Cold-Weather Running Tips

HEALTHY LIFESTYLE WEIGHT LOSS

It’s that time of year, everyone. People are trading in their tank tops and shorts for pants and long-sleeves. It’s a great time to be a runner, but it can be a frustrating time if you’ve just started running, but we’re here to help you!

Forget Pace

If you’re an enthusiast about pace, go ahead and cover up your watch because your pace will vary wildly depending on the snow conditions. Icy packed snow will be fast and deep, fresh powder will be considerably slower. Instead of pace, focus on perceived effort.

Dress Like It’s Warmer

You want to be warm without sweating so much you get a chill. The rule of thumb is to dress as if it is 10 to 20 degrees warmer. You should be slightly cool when you start.
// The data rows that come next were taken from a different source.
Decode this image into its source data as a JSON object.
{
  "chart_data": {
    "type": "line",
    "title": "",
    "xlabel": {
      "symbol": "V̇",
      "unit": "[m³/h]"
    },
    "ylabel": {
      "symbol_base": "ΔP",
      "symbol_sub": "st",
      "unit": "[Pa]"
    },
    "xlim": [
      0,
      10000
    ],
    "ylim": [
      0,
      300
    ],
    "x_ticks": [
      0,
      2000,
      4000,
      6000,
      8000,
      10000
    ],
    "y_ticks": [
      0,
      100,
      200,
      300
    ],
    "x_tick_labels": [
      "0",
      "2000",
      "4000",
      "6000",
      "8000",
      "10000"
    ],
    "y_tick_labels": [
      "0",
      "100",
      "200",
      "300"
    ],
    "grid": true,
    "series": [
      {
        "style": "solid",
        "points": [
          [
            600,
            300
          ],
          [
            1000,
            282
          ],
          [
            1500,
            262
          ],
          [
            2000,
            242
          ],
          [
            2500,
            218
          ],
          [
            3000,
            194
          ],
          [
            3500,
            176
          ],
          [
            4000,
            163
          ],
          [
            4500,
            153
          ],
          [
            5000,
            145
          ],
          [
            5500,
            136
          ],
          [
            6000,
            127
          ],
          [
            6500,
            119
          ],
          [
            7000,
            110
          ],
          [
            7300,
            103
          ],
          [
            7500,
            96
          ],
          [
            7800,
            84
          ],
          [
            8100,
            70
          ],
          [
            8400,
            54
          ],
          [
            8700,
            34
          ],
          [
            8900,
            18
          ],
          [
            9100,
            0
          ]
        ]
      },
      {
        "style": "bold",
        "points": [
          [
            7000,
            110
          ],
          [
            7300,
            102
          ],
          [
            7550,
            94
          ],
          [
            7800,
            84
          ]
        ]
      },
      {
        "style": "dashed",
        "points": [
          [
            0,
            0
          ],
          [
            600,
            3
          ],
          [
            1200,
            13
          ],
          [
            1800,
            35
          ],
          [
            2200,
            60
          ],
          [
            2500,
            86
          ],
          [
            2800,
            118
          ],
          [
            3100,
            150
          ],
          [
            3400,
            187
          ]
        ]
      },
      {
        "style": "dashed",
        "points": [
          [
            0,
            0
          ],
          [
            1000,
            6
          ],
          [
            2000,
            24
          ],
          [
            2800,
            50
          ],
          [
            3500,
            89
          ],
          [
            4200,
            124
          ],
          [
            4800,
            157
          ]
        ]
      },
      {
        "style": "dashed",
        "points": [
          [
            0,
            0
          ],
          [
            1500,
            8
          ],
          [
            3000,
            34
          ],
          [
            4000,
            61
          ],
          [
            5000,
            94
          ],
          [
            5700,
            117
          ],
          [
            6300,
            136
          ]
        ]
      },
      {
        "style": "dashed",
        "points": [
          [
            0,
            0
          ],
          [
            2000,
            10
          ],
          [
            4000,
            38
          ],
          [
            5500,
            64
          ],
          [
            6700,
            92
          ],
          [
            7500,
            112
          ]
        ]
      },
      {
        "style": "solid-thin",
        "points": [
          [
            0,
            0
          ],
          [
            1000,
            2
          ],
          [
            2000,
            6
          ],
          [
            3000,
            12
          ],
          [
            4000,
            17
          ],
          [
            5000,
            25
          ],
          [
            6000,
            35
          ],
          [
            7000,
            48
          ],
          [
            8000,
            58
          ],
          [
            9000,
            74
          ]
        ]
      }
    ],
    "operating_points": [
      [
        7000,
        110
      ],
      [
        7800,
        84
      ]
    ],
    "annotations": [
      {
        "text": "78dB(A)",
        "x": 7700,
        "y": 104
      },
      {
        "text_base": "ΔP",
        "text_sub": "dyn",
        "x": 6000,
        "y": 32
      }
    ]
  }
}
Think: layers of technical fabrics to wick sweat with zippers at the neck and underarm area to vent air as you heat up. The more you run outdoors, the more you’ll learn your own preferences, or you can use our handy What to Wear tool.

You’re Going to Get Wet

When you’re running in snow you tend to kick up a lot of snow. Be ready to get wet from head to toe. If you’re driving to a trail-head to run, be sure to pack a change of clothes, dry socks, and some warm boots to put on after.

Defeat the Wind

Start your run into the wind and finish with it at your back, so the breeze doesn’t blast you after you’ve broken a sweat. To avoid a long, biting slog, try breaking it up: Run into the wind for about 10 minutes, turn around to run with the wind at your back for five minutes, and repeat. You can seek out man-made windshields, too.

Winter Hydration

You might not remember to drink fluids as often as you would in the hot summer months, but your body still needs water. Drink some beforehand and take water with you to drink along the way.